In five seasons, Ralph has amassed a 60-4 record as a head coach and led the Dragons to their fourth sectional championship game appearance in five years.

He was named the HHC Coach of the Year this season after the Dragons ran roughshod at 7-0 in league play and had nine players make the All-HHC team out of 30 possible spots.

The team produced a pair of 1,000-plus yard rushers in sophomore running back Luke Canfield (1,764 yards and 29 touchdowns) and junior quarterback Zach Neligh (1,130 yards and 13 touchdowns).

Neligh had 1,861 yards passing with 22 touchdowns, while the offense churned out 5,275 total yards for 47.7 points per game. The defense held seven opponents to 14 points or less and racked up a shutout and six games at eight points or fewer allowed.

A big reason were the seniors, Ralph emphasized.

Burton and Robinson were both recognized as AP All-State honorable mention in 5A, and Glover was named Senior All-State by the Indiana Football Coaches Association.

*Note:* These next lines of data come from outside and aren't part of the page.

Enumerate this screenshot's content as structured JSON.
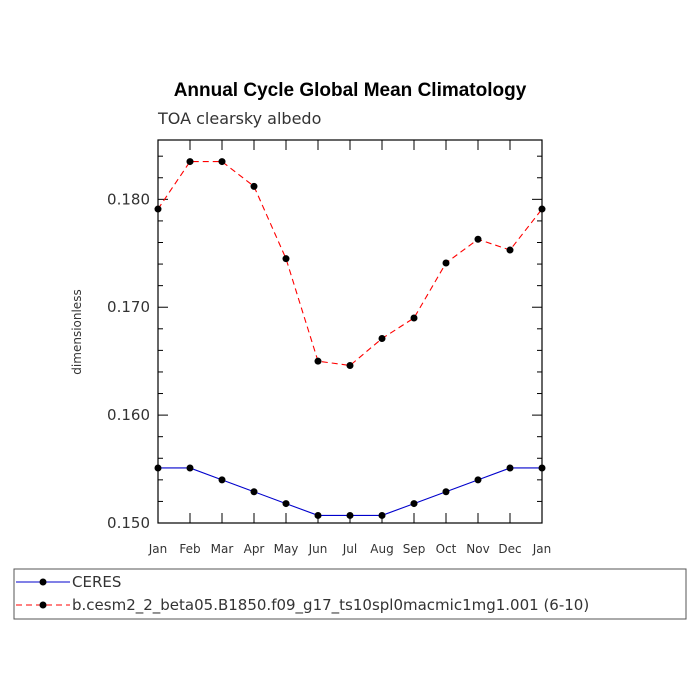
{
  "chart_data": {
    "type": "line",
    "title": "Annual Cycle Global Mean Climatology",
    "subtitle": "TOA clearsky albedo",
    "xlabel": "",
    "ylabel": "dimensionless",
    "categories": [
      "Jan",
      "Feb",
      "Mar",
      "Apr",
      "May",
      "Jun",
      "Jul",
      "Aug",
      "Sep",
      "Oct",
      "Nov",
      "Dec",
      "Jan"
    ],
    "ylim": [
      0.15,
      0.1855
    ],
    "yticks": [
      0.15,
      0.16,
      0.17,
      0.18
    ],
    "ytick_labels": [
      "0.150",
      "0.160",
      "0.170",
      "0.180"
    ],
    "series": [
      {
        "name": "CERES",
        "color": "#0000cc",
        "line_style": "solid",
        "values": [
          0.1551,
          0.1551,
          0.154,
          0.1529,
          0.1518,
          0.1507,
          0.1507,
          0.1507,
          0.1518,
          0.1529,
          0.154,
          0.1551,
          0.1551
        ]
      },
      {
        "name": "b.cesm2_2_beta05.B1850.f09_g17_ts10spl0macmic1mg1.001 (6-10)",
        "color": "#ff0000",
        "line_style": "dashed",
        "values": [
          0.1791,
          0.1835,
          0.1835,
          0.1812,
          0.1745,
          0.165,
          0.1646,
          0.1671,
          0.169,
          0.1741,
          0.1763,
          0.1753,
          0.1791
        ]
      }
    ],
    "legend": {
      "placement": "below",
      "entries": [
        "CERES",
        "b.cesm2_2_beta05.B1850.f09_g17_ts10spl0macmic1mg1.001 (6-10)"
      ]
    },
    "grid": false
  }
}
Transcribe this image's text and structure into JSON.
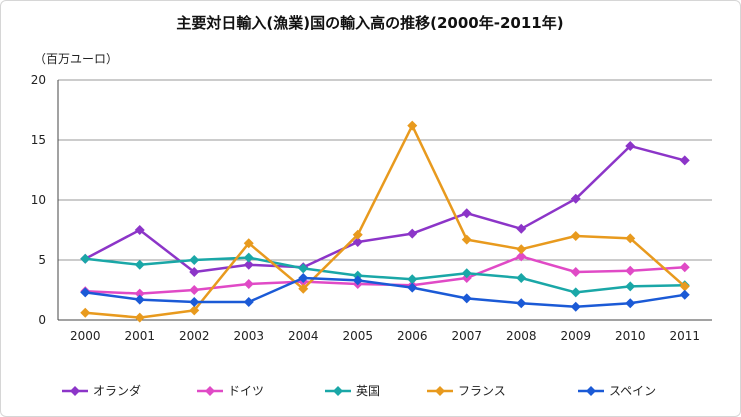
{
  "chart_data": {
    "type": "line",
    "title": "主要対日輸入(漁業)国の輸入高の推移(2000年-2011年)",
    "unit_label": "（百万ユーロ）",
    "xlabel": "",
    "ylabel": "",
    "x": [
      "2000",
      "2001",
      "2002",
      "2003",
      "2004",
      "2005",
      "2006",
      "2007",
      "2008",
      "2009",
      "2010",
      "2011"
    ],
    "ylim": [
      0,
      20
    ],
    "yticks": [
      0,
      5,
      10,
      15,
      20
    ],
    "grid": true,
    "legend_position": "bottom",
    "series": [
      {
        "name": "オランダ",
        "color": "#8c35c8",
        "values": [
          5.1,
          7.5,
          4.0,
          4.6,
          4.4,
          6.5,
          7.2,
          8.9,
          7.6,
          10.1,
          14.5,
          13.3
        ]
      },
      {
        "name": "ドイツ",
        "color": "#e04ac6",
        "values": [
          2.4,
          2.2,
          2.5,
          3.0,
          3.2,
          3.0,
          2.9,
          3.5,
          5.3,
          4.0,
          4.1,
          4.4
        ]
      },
      {
        "name": "英国",
        "color": "#1aa7a7",
        "values": [
          5.1,
          4.6,
          5.0,
          5.2,
          4.3,
          3.7,
          3.4,
          3.9,
          3.5,
          2.3,
          2.8,
          2.9
        ]
      },
      {
        "name": "フランス",
        "color": "#e89a1e",
        "values": [
          0.6,
          0.2,
          0.8,
          6.4,
          2.6,
          7.1,
          16.2,
          6.7,
          5.9,
          7.0,
          6.8,
          2.8
        ]
      },
      {
        "name": "スペイン",
        "color": "#1b5ad6",
        "values": [
          2.3,
          1.7,
          1.5,
          1.5,
          3.5,
          3.3,
          2.7,
          1.8,
          1.4,
          1.1,
          1.4,
          2.1
        ]
      }
    ]
  }
}
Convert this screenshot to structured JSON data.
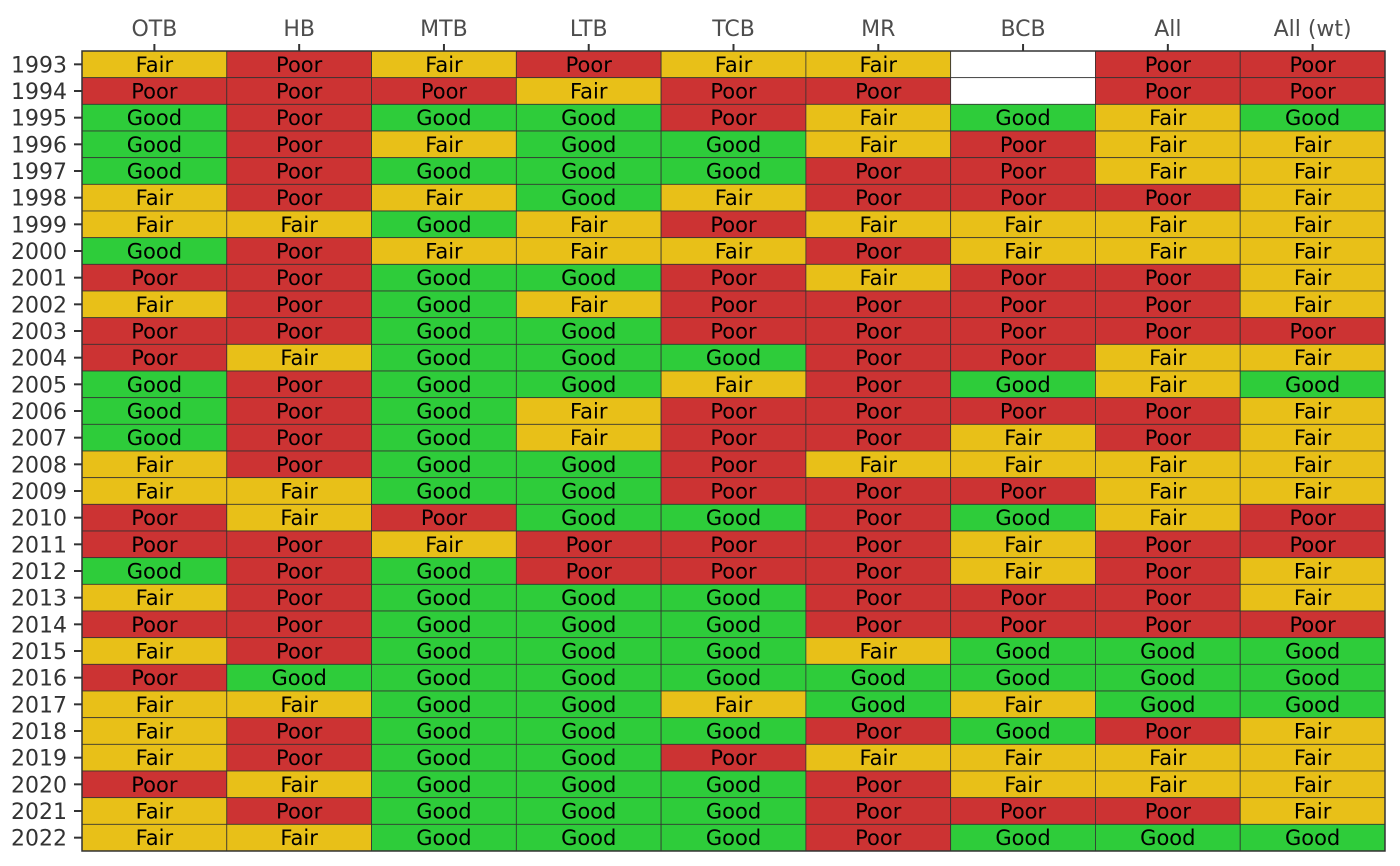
{
  "chart_data": {
    "type": "heatmap",
    "title": "",
    "xlabel": "",
    "ylabel": "",
    "columns": [
      "OTB",
      "HB",
      "MTB",
      "LTB",
      "TCB",
      "MR",
      "BCB",
      "All",
      "All (wt)"
    ],
    "rows": [
      "1993",
      "1994",
      "1995",
      "1996",
      "1997",
      "1998",
      "1999",
      "2000",
      "2001",
      "2002",
      "2003",
      "2004",
      "2005",
      "2006",
      "2007",
      "2008",
      "2009",
      "2010",
      "2011",
      "2012",
      "2013",
      "2014",
      "2015",
      "2016",
      "2017",
      "2018",
      "2019",
      "2020",
      "2021",
      "2022"
    ],
    "values": [
      [
        "Fair",
        "Poor",
        "Fair",
        "Poor",
        "Fair",
        "Fair",
        null,
        "Poor",
        "Poor"
      ],
      [
        "Poor",
        "Poor",
        "Poor",
        "Fair",
        "Poor",
        "Poor",
        null,
        "Poor",
        "Poor"
      ],
      [
        "Good",
        "Poor",
        "Good",
        "Good",
        "Poor",
        "Fair",
        "Good",
        "Fair",
        "Good"
      ],
      [
        "Good",
        "Poor",
        "Fair",
        "Good",
        "Good",
        "Fair",
        "Poor",
        "Fair",
        "Fair"
      ],
      [
        "Good",
        "Poor",
        "Good",
        "Good",
        "Good",
        "Poor",
        "Poor",
        "Fair",
        "Fair"
      ],
      [
        "Fair",
        "Poor",
        "Fair",
        "Good",
        "Fair",
        "Poor",
        "Poor",
        "Poor",
        "Fair"
      ],
      [
        "Fair",
        "Fair",
        "Good",
        "Fair",
        "Poor",
        "Fair",
        "Fair",
        "Fair",
        "Fair"
      ],
      [
        "Good",
        "Poor",
        "Fair",
        "Fair",
        "Fair",
        "Poor",
        "Fair",
        "Fair",
        "Fair"
      ],
      [
        "Poor",
        "Poor",
        "Good",
        "Good",
        "Poor",
        "Fair",
        "Poor",
        "Poor",
        "Fair"
      ],
      [
        "Fair",
        "Poor",
        "Good",
        "Fair",
        "Poor",
        "Poor",
        "Poor",
        "Poor",
        "Fair"
      ],
      [
        "Poor",
        "Poor",
        "Good",
        "Good",
        "Poor",
        "Poor",
        "Poor",
        "Poor",
        "Poor"
      ],
      [
        "Poor",
        "Fair",
        "Good",
        "Good",
        "Good",
        "Poor",
        "Poor",
        "Fair",
        "Fair"
      ],
      [
        "Good",
        "Poor",
        "Good",
        "Good",
        "Fair",
        "Poor",
        "Good",
        "Fair",
        "Good"
      ],
      [
        "Good",
        "Poor",
        "Good",
        "Fair",
        "Poor",
        "Poor",
        "Poor",
        "Poor",
        "Fair"
      ],
      [
        "Good",
        "Poor",
        "Good",
        "Fair",
        "Poor",
        "Poor",
        "Fair",
        "Poor",
        "Fair"
      ],
      [
        "Fair",
        "Poor",
        "Good",
        "Good",
        "Poor",
        "Fair",
        "Fair",
        "Fair",
        "Fair"
      ],
      [
        "Fair",
        "Fair",
        "Good",
        "Good",
        "Poor",
        "Poor",
        "Poor",
        "Fair",
        "Fair"
      ],
      [
        "Poor",
        "Fair",
        "Poor",
        "Good",
        "Good",
        "Poor",
        "Good",
        "Fair",
        "Poor"
      ],
      [
        "Poor",
        "Poor",
        "Fair",
        "Poor",
        "Poor",
        "Poor",
        "Fair",
        "Poor",
        "Poor"
      ],
      [
        "Good",
        "Poor",
        "Good",
        "Poor",
        "Poor",
        "Poor",
        "Fair",
        "Poor",
        "Fair"
      ],
      [
        "Fair",
        "Poor",
        "Good",
        "Good",
        "Good",
        "Poor",
        "Poor",
        "Poor",
        "Fair"
      ],
      [
        "Poor",
        "Poor",
        "Good",
        "Good",
        "Good",
        "Poor",
        "Poor",
        "Poor",
        "Poor"
      ],
      [
        "Fair",
        "Poor",
        "Good",
        "Good",
        "Good",
        "Fair",
        "Good",
        "Good",
        "Good"
      ],
      [
        "Poor",
        "Good",
        "Good",
        "Good",
        "Good",
        "Good",
        "Good",
        "Good",
        "Good"
      ],
      [
        "Fair",
        "Fair",
        "Good",
        "Good",
        "Fair",
        "Good",
        "Fair",
        "Good",
        "Good"
      ],
      [
        "Fair",
        "Poor",
        "Good",
        "Good",
        "Good",
        "Poor",
        "Good",
        "Poor",
        "Fair"
      ],
      [
        "Fair",
        "Poor",
        "Good",
        "Good",
        "Poor",
        "Fair",
        "Fair",
        "Fair",
        "Fair"
      ],
      [
        "Poor",
        "Fair",
        "Good",
        "Good",
        "Good",
        "Poor",
        "Fair",
        "Fair",
        "Fair"
      ],
      [
        "Fair",
        "Poor",
        "Good",
        "Good",
        "Good",
        "Poor",
        "Poor",
        "Poor",
        "Fair"
      ],
      [
        "Fair",
        "Fair",
        "Good",
        "Good",
        "Good",
        "Poor",
        "Good",
        "Good",
        "Good"
      ]
    ],
    "colors": {
      "Good": "#2ecc3a",
      "Fair": "#e8c018",
      "Poor": "#cc3333",
      "missing": "#ffffff"
    },
    "grid": false,
    "legend": "none"
  }
}
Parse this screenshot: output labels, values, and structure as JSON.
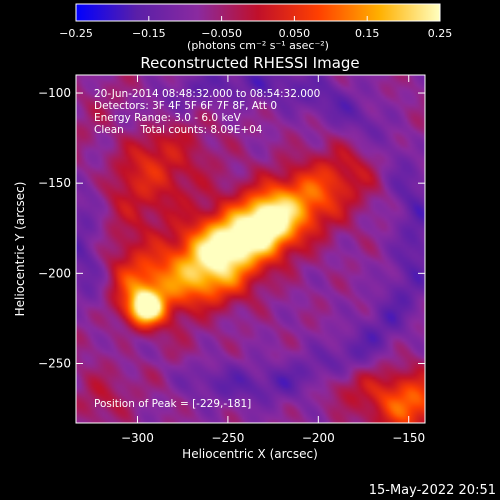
{
  "chart_data": {
    "type": "heatmap",
    "title": "Reconstructed RHESSI Image",
    "xlabel": "Heliocentric X (arcsec)",
    "ylabel": "Heliocentric Y (arcsec)",
    "xlim": [
      -334,
      -141
    ],
    "ylim": [
      -283,
      -90
    ],
    "x_ticks": [
      {
        "value": -300,
        "label": "−300"
      },
      {
        "value": -250,
        "label": "−250"
      },
      {
        "value": -200,
        "label": "−200"
      },
      {
        "value": -150,
        "label": "−150"
      }
    ],
    "y_ticks": [
      {
        "value": -100,
        "label": "−100"
      },
      {
        "value": -150,
        "label": "−150"
      },
      {
        "value": -200,
        "label": "−200"
      },
      {
        "value": -250,
        "label": "−250"
      }
    ],
    "colorbar": {
      "range": [
        -0.25,
        0.25
      ],
      "ticks": [
        {
          "value": -0.25,
          "label": "−0.25"
        },
        {
          "value": -0.15,
          "label": "−0.15"
        },
        {
          "value": -0.05,
          "label": "−0.050"
        },
        {
          "value": 0.05,
          "label": "0.050"
        },
        {
          "value": 0.15,
          "label": "0.15"
        },
        {
          "value": 0.25,
          "label": "0.25"
        }
      ],
      "unit_label": "(photons cm⁻² s⁻¹ asec⁻²)",
      "colors": [
        "#0000ff",
        "#5a1fa8",
        "#8a2aa0",
        "#c0102a",
        "#ff4000",
        "#ffb000",
        "#ffffc0"
      ]
    },
    "annotations": [
      "20-Jun-2014 08:48:32.000 to 08:54:32.000",
      "Detectors: 3F 4F 5F 6F 7F 8F, Att 0",
      "Energy Range: 3.0 - 6.0 keV",
      "Clean     Total counts: 8.09E+04"
    ],
    "peak_label": "Position of Peak = [-229,-181]",
    "peak": {
      "x": -229,
      "y": -181
    },
    "sources": [
      {
        "x": -240,
        "y": -180,
        "sx": 45,
        "sy": 13,
        "angle": 32,
        "amp": 0.31
      },
      {
        "x": -228,
        "y": -171,
        "sx": 9,
        "sy": 10,
        "angle": 0,
        "amp": 0.13
      },
      {
        "x": -252,
        "y": -182,
        "sx": 13,
        "sy": 9,
        "angle": 0,
        "amp": 0.09
      },
      {
        "x": -295,
        "y": -219,
        "sx": 6,
        "sy": 6,
        "angle": 0,
        "amp": 0.29
      },
      {
        "x": -302,
        "y": -207,
        "sx": 12,
        "sy": 18,
        "angle": 0,
        "amp": 0.11
      },
      {
        "x": -297,
        "y": -140,
        "sx": 24,
        "sy": 24,
        "angle": 0,
        "amp": 0.12
      },
      {
        "x": -255,
        "y": -205,
        "sx": 14,
        "sy": 10,
        "angle": 0,
        "amp": 0.08
      },
      {
        "x": -150,
        "y": -272,
        "sx": 16,
        "sy": 12,
        "angle": 0,
        "amp": 0.19
      },
      {
        "x": -285,
        "y": -250,
        "sx": 14,
        "sy": 10,
        "angle": 0,
        "amp": 0.07
      },
      {
        "x": -320,
        "y": -270,
        "sx": 10,
        "sy": 10,
        "angle": 0,
        "amp": 0.06
      },
      {
        "x": -185,
        "y": -262,
        "sx": 12,
        "sy": 8,
        "angle": 0,
        "amp": 0.06
      }
    ]
  },
  "footer": {
    "timestamp": "15-May-2022 20:51"
  }
}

“Those guys and our culture were strong enough to win games for us and continue to push forward and keep that standard high at where we’re accustom to being,” Ralph said. “It’s one of those things where as we go on through the years, we’ll be forever in debt to those seven kids who found a way to get the job done when no one really believed they could except for the people on the inside. It was a really memorable season for that.”